Ken Starr, the prosecutor who led Whitewater’s remorseless investigation into then-President Bill Clinton and whose case report revealed intimate details of Clinton’s extramarital sex, died Tuesday in Houston following complications from surgery. He was 76 years old.
His death was announced by his family in statement.
Nominated by former President Ronald Reagan to a seat on the United States Court of Appeals for the District of Washington, D.C., Starr served as U.S. Solicitor General under President George W. Bush. He attracted the most public attention – political opponents would call a disgrace – as an independent adviser to the Clinton administration. Starr was originally assigned to investigate the suicide of White House Deputy Counsel Vince Foster and Clinton’s investment in Whitewater real estate.

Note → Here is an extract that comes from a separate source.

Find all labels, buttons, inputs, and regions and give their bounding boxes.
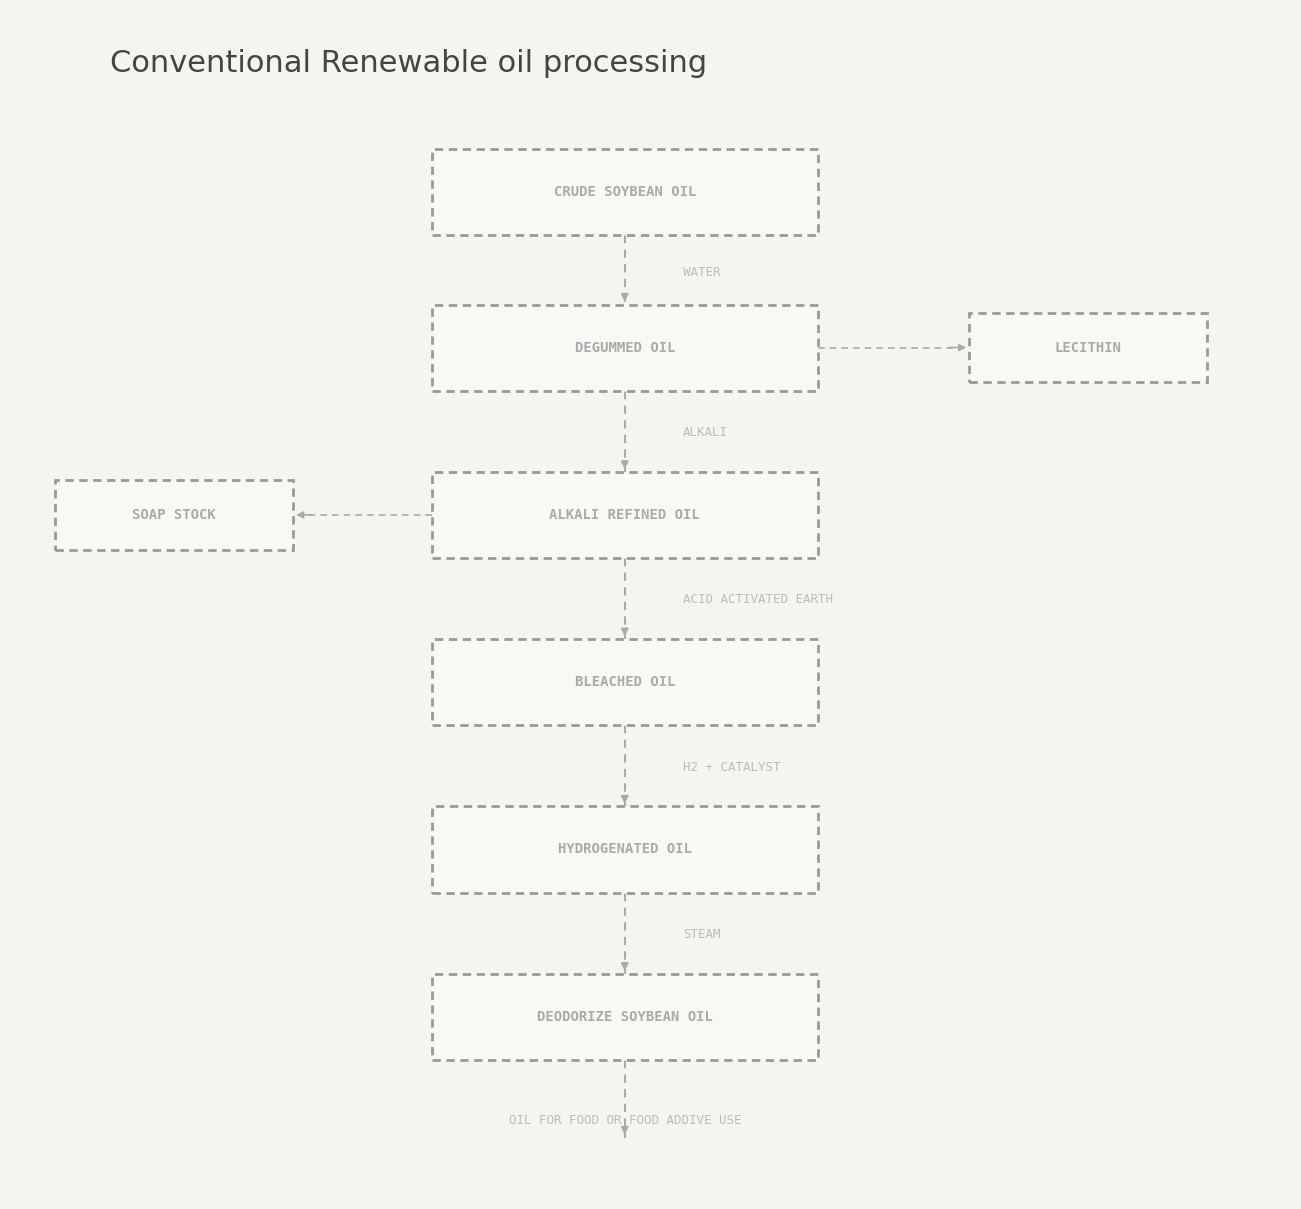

The investigation will expand to cover much more than its original intent: After Clinton denied having a “sexual relationship” with former trainee Monica Lewinsky, charges of perjury led to the president’s impeachment. Clinton was subsequently acquitted in a US Senate trial.
After more than four years of investigation, Starr filed a Starr report that included ominous details that would become part of the ’90s zeitgeist, including, as evidence, Lewinsky Gap’s blue dress, which Starr said had traces of Clinton’s DNA, and the essence of the matter. for countless late-night jokes on the talk show.
Starr is survived by wife Alice Mendell Starr, 52, children Randall P. Starr, Caroline S. Doolittle, and Cynthia S. Roemer, their spouses, and nine grandchildren.
In a statement on behalf of the family, son Randall Starr said: “We are deeply saddened by the loss of our dear and loving father and grandfather, whom we admired for his amazing work ethic but who always put his family first. The love, energy, sweet sense of humor and hilarious interest that dad showed to each of us was truly special and we cherish the many wonderful memories we were able to share with him. Now he is with his Lord and Savior.”
Starr will be buried at the Texas State Cemetery in Austin.